My Egg Army and The Mayo Grandma
When I was a kid I loved mischief. It didn’t matter if I was taping the handle down on my walkie-talkies and placing them in my sister’s bedroom when she had friend sleeping over so I could hear their conversations, or was knocking on people’s door and running away. I just loved pranks when I was a kid.
Probably the worst prank, or today what I would call assholish behavior, that I did many, many times was egging people’s cars. Back in the day, my group of friends would jump in the bed of my little gray Mazda truck and we would hit the Safeway grocery store. We’d then buy 10 dozen eggs in the middle of the night. The grocery tellers had to know we were up to no good; either that or they must have thought we were really high and hungry, which was also probably true.
One night we deiced to go egging in Hawaii Kai—a wealthy area of O’ahu. My soldiers were in my little gray Mazda truck bed like looking out our targets as we did a drive-by just to get a feel of what we were dealing with—a reconnaissance if you will. Once we knew which house had what cars, we then began our egg assault against the Mercedes, BMW’s and Jaguars of the world. The more expensive the car, the more we wanted to hit it.
My first car was a white 1967 Mustang with red interior. This night, sitting on the main drag in Hawaii Kai, there happened to be an exact reverse of my first car. It was a red 1967 Mustang convertible with white interior, and it had the top down. I told my friends, “Leave that one alone.” I guess the car bond made me feel like it was the brotherly thing to say.
But I heard someone yell, “Fuck that,” and I started hearing, splat-a-tatt-tatt as at least half a dozen eggs hit the red ‘Stang.
I hit the gas to the floor to get the assassins away from the classic as fast as I could, but it was too late. I looked in the mirror and I could see the yellow yolks and egg shells running down everywhere like snot running from a child’s nose.
The snipers were laughing and yelling, “Turn around man, turn around! You have to see it.”
I really didn’t want to go back, but peer pressure got the best of me so I drove up about a quarter of a mile and turned the truck around and headed back toward the car. It was one of the saddest things I had ever seen. The innocent victims of war, I thought. I could see where the yellow yolk was streaming down the front corner panel, white shells flecked all over the red paint. I shook my head thinking about what if this would have been my car?
The guys were all laughing in the truck bed and then the front porch light came on where the Mustang was parked and everyone yelled, “Go! Go! Go!”
We drove up the street, gave it about five minutes and then drove back by the Mustang. There was a Japanese man rinsing his car off in the middle of the night, which made me feel really bad, so I decided we needed to halt the eggings and go get some food.

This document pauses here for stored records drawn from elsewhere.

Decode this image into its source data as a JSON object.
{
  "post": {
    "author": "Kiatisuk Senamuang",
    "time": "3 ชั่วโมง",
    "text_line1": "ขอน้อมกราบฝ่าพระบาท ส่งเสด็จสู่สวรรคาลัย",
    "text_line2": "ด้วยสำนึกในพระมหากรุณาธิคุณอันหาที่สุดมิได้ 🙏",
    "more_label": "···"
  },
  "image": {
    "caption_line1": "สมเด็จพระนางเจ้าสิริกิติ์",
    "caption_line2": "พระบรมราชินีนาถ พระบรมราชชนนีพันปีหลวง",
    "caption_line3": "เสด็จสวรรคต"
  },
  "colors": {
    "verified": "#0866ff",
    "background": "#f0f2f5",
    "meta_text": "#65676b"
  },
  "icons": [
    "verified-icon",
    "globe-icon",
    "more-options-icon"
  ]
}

Apparently the others were not as affected by seeing the guy wash off his little piece of the American Dream as I was because I accidently turned down the same street about an hour or so after we saw the man rinse off his car. All the guys realized it before I did and I could hear them laughing. I looked at my friend who was in the cab with me and he just shook his head.
“What?” I said. He pointed with his head to the red Mustang and right when I was saying, “Ahhhh, shit!” the guys in the back of the truck hit it again—multiple times.
Why am I bringing this up? Because I when I did my food-related crimes, I was 17 or 18 years old. Dumb is built into the age. But this week in Boise Idaho, police caught a 74 year old woman pouring mayonnaise into the book return box at the county library. She is also a person of interest in 10 other condiment related cases.
Now I know if you live in a glass house you shouldn’t throw stones, but as a former condiment crook myself, I think the community should get together and egg her. She should get one egg for every book she ruined with her little prank and any neighborhood kid that she told to, “Stay off my lawn,” should be the one who’s throwing the eggs.